P.Ch.: Same urzędy mogą znaleźć pieniądze na rozwój informatyzacji w priorytecie „Innowacyjna gospodarka”. Można szukać środków także w niektórych regionalnych programach operacyjnych.

M.W.: Czy są to także pieniądze na szkolenia z informatyki i obsługi oprogramowania?

P.Ch.: W nowym okresie programowania działa cross-financing czyli finansowanie krzyżowe. To oznacza, że z jednego funduszu można finansować wydatki kwalifikowane przez inny fundusz. EFS nie finansuje np. z założenia wydatków inwestycyjnych, ale o ile służą one realizacji celów zawartych w programie obsługiwanym przez EFS, możliwe jest finansowanie do 10% wydatków z Europejskiego Funduszu Rozwoju Regionalnego (ERDF). Może to być np. adaptacja pomieszczeń, zakup oprogramowania czy sprzętu. Analogicznie EFS dofinansowuje np. szkolenia związane z użytkowaniem oprogramowania zakupionego ze środków ERDF.
Osoby pracujące w urzędach mogą też starać się uzyskać refundację szkoleń w priorytecie VIII „Rozwój Wykształcenia i Kompetencji w Regionach”. Refundacja ta jest przeznaczona dla osób szkolących się indywidualnie.

M.W.: Jak będzie wyglądał przepływ pieniędzy w realizacji projektów na rzecz urzędów administracji publicznej?

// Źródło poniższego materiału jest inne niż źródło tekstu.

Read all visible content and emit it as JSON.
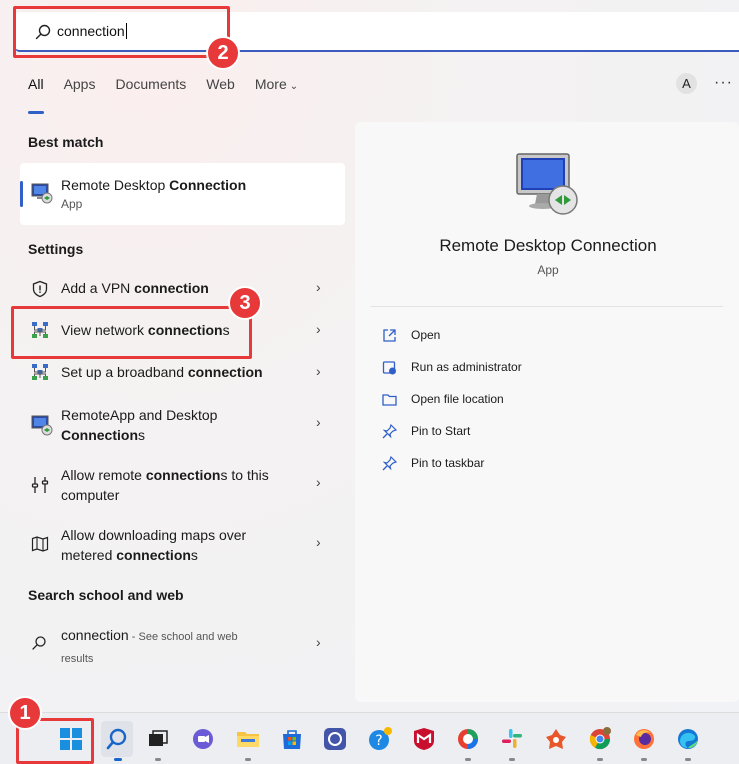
{
  "search": {
    "value": "connection"
  },
  "tabs": [
    {
      "label": "All"
    },
    {
      "label": "Apps"
    },
    {
      "label": "Documents"
    },
    {
      "label": "Web"
    },
    {
      "label": "More"
    }
  ],
  "account": {
    "avatar_letter": "A"
  },
  "best_match": {
    "header": "Best match",
    "title_prefix": "Remote Desktop ",
    "title_bold": "Connection",
    "subtitle": "App"
  },
  "settings": {
    "header": "Settings",
    "items": [
      {
        "pre": "Add a VPN ",
        "bold": "connection",
        "post": ""
      },
      {
        "pre": "View network ",
        "bold": "connection",
        "post": "s"
      },
      {
        "pre": "Set up a broadband ",
        "bold": "connection",
        "post": ""
      },
      {
        "pre": "RemoteApp and Desktop",
        "bold2": "Connection",
        "post2": "s"
      },
      {
        "pre": "Allow remote ",
        "bold": "connection",
        "post": "s to this",
        "line2": "computer"
      },
      {
        "pre": "Allow downloading maps over",
        "pre2": "metered ",
        "bold2": "connection",
        "post2": "s"
      }
    ]
  },
  "web": {
    "header": "Search school and web",
    "query": "connection",
    "suffix": " - See school and web",
    "line2": "results"
  },
  "preview": {
    "title": "Remote Desktop Connection",
    "subtitle": "App",
    "actions": [
      {
        "label": "Open",
        "icon": "open-icon"
      },
      {
        "label": "Run as administrator",
        "icon": "shield-icon"
      },
      {
        "label": "Open file location",
        "icon": "folder-icon"
      },
      {
        "label": "Pin to Start",
        "icon": "pin-icon"
      },
      {
        "label": "Pin to taskbar",
        "icon": "pin-icon"
      }
    ]
  },
  "annotations": [
    "1",
    "2",
    "3"
  ],
  "colors": {
    "accent": "#2f5fc7",
    "annotation": "#e8393a"
  }
}
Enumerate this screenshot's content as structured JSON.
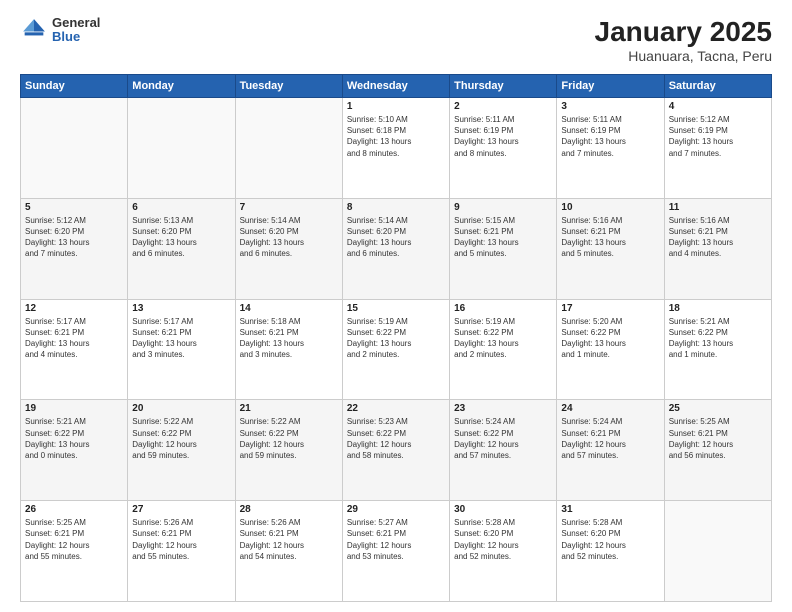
{
  "header": {
    "logo": {
      "general": "General",
      "blue": "Blue"
    },
    "title": "January 2025",
    "subtitle": "Huanuara, Tacna, Peru"
  },
  "days_of_week": [
    "Sunday",
    "Monday",
    "Tuesday",
    "Wednesday",
    "Thursday",
    "Friday",
    "Saturday"
  ],
  "weeks": [
    [
      {
        "day": "",
        "content": ""
      },
      {
        "day": "",
        "content": ""
      },
      {
        "day": "",
        "content": ""
      },
      {
        "day": "1",
        "content": "Sunrise: 5:10 AM\nSunset: 6:18 PM\nDaylight: 13 hours\nand 8 minutes."
      },
      {
        "day": "2",
        "content": "Sunrise: 5:11 AM\nSunset: 6:19 PM\nDaylight: 13 hours\nand 8 minutes."
      },
      {
        "day": "3",
        "content": "Sunrise: 5:11 AM\nSunset: 6:19 PM\nDaylight: 13 hours\nand 7 minutes."
      },
      {
        "day": "4",
        "content": "Sunrise: 5:12 AM\nSunset: 6:19 PM\nDaylight: 13 hours\nand 7 minutes."
      }
    ],
    [
      {
        "day": "5",
        "content": "Sunrise: 5:12 AM\nSunset: 6:20 PM\nDaylight: 13 hours\nand 7 minutes."
      },
      {
        "day": "6",
        "content": "Sunrise: 5:13 AM\nSunset: 6:20 PM\nDaylight: 13 hours\nand 6 minutes."
      },
      {
        "day": "7",
        "content": "Sunrise: 5:14 AM\nSunset: 6:20 PM\nDaylight: 13 hours\nand 6 minutes."
      },
      {
        "day": "8",
        "content": "Sunrise: 5:14 AM\nSunset: 6:20 PM\nDaylight: 13 hours\nand 6 minutes."
      },
      {
        "day": "9",
        "content": "Sunrise: 5:15 AM\nSunset: 6:21 PM\nDaylight: 13 hours\nand 5 minutes."
      },
      {
        "day": "10",
        "content": "Sunrise: 5:16 AM\nSunset: 6:21 PM\nDaylight: 13 hours\nand 5 minutes."
      },
      {
        "day": "11",
        "content": "Sunrise: 5:16 AM\nSunset: 6:21 PM\nDaylight: 13 hours\nand 4 minutes."
      }
    ],
    [
      {
        "day": "12",
        "content": "Sunrise: 5:17 AM\nSunset: 6:21 PM\nDaylight: 13 hours\nand 4 minutes."
      },
      {
        "day": "13",
        "content": "Sunrise: 5:17 AM\nSunset: 6:21 PM\nDaylight: 13 hours\nand 3 minutes."
      },
      {
        "day": "14",
        "content": "Sunrise: 5:18 AM\nSunset: 6:21 PM\nDaylight: 13 hours\nand 3 minutes."
      },
      {
        "day": "15",
        "content": "Sunrise: 5:19 AM\nSunset: 6:22 PM\nDaylight: 13 hours\nand 2 minutes."
      },
      {
        "day": "16",
        "content": "Sunrise: 5:19 AM\nSunset: 6:22 PM\nDaylight: 13 hours\nand 2 minutes."
      },
      {
        "day": "17",
        "content": "Sunrise: 5:20 AM\nSunset: 6:22 PM\nDaylight: 13 hours\nand 1 minute."
      },
      {
        "day": "18",
        "content": "Sunrise: 5:21 AM\nSunset: 6:22 PM\nDaylight: 13 hours\nand 1 minute."
      }
    ],
    [
      {
        "day": "19",
        "content": "Sunrise: 5:21 AM\nSunset: 6:22 PM\nDaylight: 13 hours\nand 0 minutes."
      },
      {
        "day": "20",
        "content": "Sunrise: 5:22 AM\nSunset: 6:22 PM\nDaylight: 12 hours\nand 59 minutes."
      },
      {
        "day": "21",
        "content": "Sunrise: 5:22 AM\nSunset: 6:22 PM\nDaylight: 12 hours\nand 59 minutes."
      },
      {
        "day": "22",
        "content": "Sunrise: 5:23 AM\nSunset: 6:22 PM\nDaylight: 12 hours\nand 58 minutes."
      },
      {
        "day": "23",
        "content": "Sunrise: 5:24 AM\nSunset: 6:22 PM\nDaylight: 12 hours\nand 57 minutes."
      },
      {
        "day": "24",
        "content": "Sunrise: 5:24 AM\nSunset: 6:21 PM\nDaylight: 12 hours\nand 57 minutes."
      },
      {
        "day": "25",
        "content": "Sunrise: 5:25 AM\nSunset: 6:21 PM\nDaylight: 12 hours\nand 56 minutes."
      }
    ],
    [
      {
        "day": "26",
        "content": "Sunrise: 5:25 AM\nSunset: 6:21 PM\nDaylight: 12 hours\nand 55 minutes."
      },
      {
        "day": "27",
        "content": "Sunrise: 5:26 AM\nSunset: 6:21 PM\nDaylight: 12 hours\nand 55 minutes."
      },
      {
        "day": "28",
        "content": "Sunrise: 5:26 AM\nSunset: 6:21 PM\nDaylight: 12 hours\nand 54 minutes."
      },
      {
        "day": "29",
        "content": "Sunrise: 5:27 AM\nSunset: 6:21 PM\nDaylight: 12 hours\nand 53 minutes."
      },
      {
        "day": "30",
        "content": "Sunrise: 5:28 AM\nSunset: 6:20 PM\nDaylight: 12 hours\nand 52 minutes."
      },
      {
        "day": "31",
        "content": "Sunrise: 5:28 AM\nSunset: 6:20 PM\nDaylight: 12 hours\nand 52 minutes."
      },
      {
        "day": "",
        "content": ""
      }
    ]
  ]
}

P.Ch.: W grudniu 2006r pojawiła się nowelizacja ustawy o finansach publicznych, która dostosowała zasady prowadzenia gospodarki finansowej w sektorze finansów publicznych do wymogów wynikających z funduszy strukturalnych. Najważniejsza zmiana to włączenie środków strukturalnych do budżetu, która powoduje, że wszystkie instytucje pełniące rolę tak zwanych instytucji pośredniczących na poziomie rządowym mogą włączyć środki przewidziane na realizację projektów do budżetu. Czyli np. środki na szkolenia w administracji będą uwzględnione w części budżetowej, którą zawiaduje minister właściwy dla administracji. To dotyczy administracji podlegającej KPRM. Samorządy korzystają z tzw. „dotacji rozwojowej”, ściśle powiązanej z funduszami strukturalnymi.

M.W.: To wszystko wymaga bardzo sprawnego przepływu informacji, aby na bieżąco monitorować poziom wykorzystania pieniędzy.

P.Ch.: Plan finansowy z programu operacyjnego staje się załącznikiem do ustawy budżetowej, co pozwala zaciągać zobowiązania do limitów tam zawartych. Na pewno działanie będzie wymagało precyzyjnego programowania wydatków i przepływu „żywego pieniądza”.

M.W.: Dziękuję za rozmowę. Mam nadzieję, że za kilka lat będziemy mogli powiedzieć, że urzędnicy wykorzystali swoją szansę na dokonanie przemian w administracji publicznej dzięki EFS.

P.Ch.: Dziękuję również. Życzyłbym sobie i wszystkim Polakom, żeby te środki zostały wykorzystane w jak najlepszy sposób, bo lepsza i skuteczniejsza administracja to lepsze
prawo oraz bardziej profesjonalnie świadczone usługi publiczne.